Last week I also listened to Scilla Elworthy's TED talk, "Fighting with non-violence". She too emphasizes that the change that has to take place has to take place here inside me first. It is my response, my attitude to oppression that I've got control over, that I can do something about. And to do that what I need to develop is self-knowledge.

Third, I explored the Website of Andrew Beath, founder of EarthWays, who states that personal transformation is the first step to global change. Quoting a Kate Wolf song, "We are crying for a vision that all living things can share", he goes on to say that from this inward crying comes personal awareness that gives direction to our desire to take action.

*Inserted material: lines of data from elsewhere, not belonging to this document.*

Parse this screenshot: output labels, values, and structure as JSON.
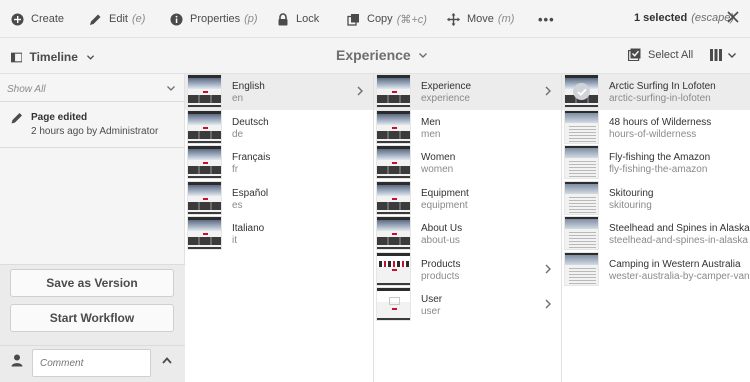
{
  "actions": {
    "create": "Create",
    "edit": "Edit",
    "edit_key": "(e)",
    "properties": "Properties",
    "properties_key": "(p)",
    "lock": "Lock",
    "copy": "Copy",
    "copy_key": "(⌘+c)",
    "move": "Move",
    "move_key": "(m)",
    "more": "•••",
    "selected": "1 selected",
    "selected_key": "(escape)"
  },
  "header": {
    "rail_label": "Timeline",
    "breadcrumb": "Experience",
    "select_all": "Select All"
  },
  "timeline": {
    "filter": "Show All",
    "event_title": "Page edited",
    "event_meta": "2 hours ago by Administrator",
    "save_version": "Save as Version",
    "start_workflow": "Start Workflow",
    "comment_placeholder": "Comment"
  },
  "columns": [
    {
      "items": [
        {
          "title": "English",
          "name": "en",
          "active": true,
          "has_children": true
        },
        {
          "title": "Deutsch",
          "name": "de"
        },
        {
          "title": "Français",
          "name": "fr"
        },
        {
          "title": "Español",
          "name": "es"
        },
        {
          "title": "Italiano",
          "name": "it"
        }
      ]
    },
    {
      "items": [
        {
          "title": "Experience",
          "name": "experience",
          "active": true,
          "has_children": true
        },
        {
          "title": "Men",
          "name": "men"
        },
        {
          "title": "Women",
          "name": "women"
        },
        {
          "title": "Equipment",
          "name": "equipment"
        },
        {
          "title": "About Us",
          "name": "about-us"
        },
        {
          "title": "Products",
          "name": "products",
          "has_children": true
        },
        {
          "title": "User",
          "name": "user",
          "has_children": true
        }
      ]
    },
    {
      "items": [
        {
          "title": "Arctic Surfing In Lofoten",
          "name": "arctic-surfing-in-lofoten",
          "selected": true
        },
        {
          "title": "48 hours of Wilderness",
          "name": "hours-of-wilderness"
        },
        {
          "title": "Fly-fishing the Amazon",
          "name": "fly-fishing-the-amazon"
        },
        {
          "title": "Skitouring",
          "name": "skitouring"
        },
        {
          "title": "Steelhead and Spines in Alaska",
          "name": "steelhead-and-spines-in-alaska"
        },
        {
          "title": "Camping in Western Australia",
          "name": "wester-australia-by-camper-van"
        }
      ]
    }
  ],
  "colors": {
    "bar_bg": "#f4f4f4",
    "rail_bg": "#f5f5f5",
    "active_row": "#ececec",
    "accent_red": "#c8102e"
  }
}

Mahatma Gandhi's admonition to "Be the change you want to see in the world" makes a lot of sense, but it also used to confuse me. I want to see the world become peaceful and I am a peaceful person. So why isn't it working? I'm slowly realizing, however, how quick I am to tell people why they are wrong before I seek to truly understand them. I now see that my ire is often directed toward people, not what I perceive as their flawed thinking. When I give up the need to be right, I find that a true conversation can take place. This seems true on many levels.

Quoting O'Dea, "When we truly engage with each other, a mystery unfolds: we enter a safe ground of being where we can share our differences and come to know each other. So often we live with a fiction of who the other is. When we come to know them in a peacebuilding context, it is not that we have to agree with them but that we can appreciate them for who they are. This alone is what humanizes the world and brings peace."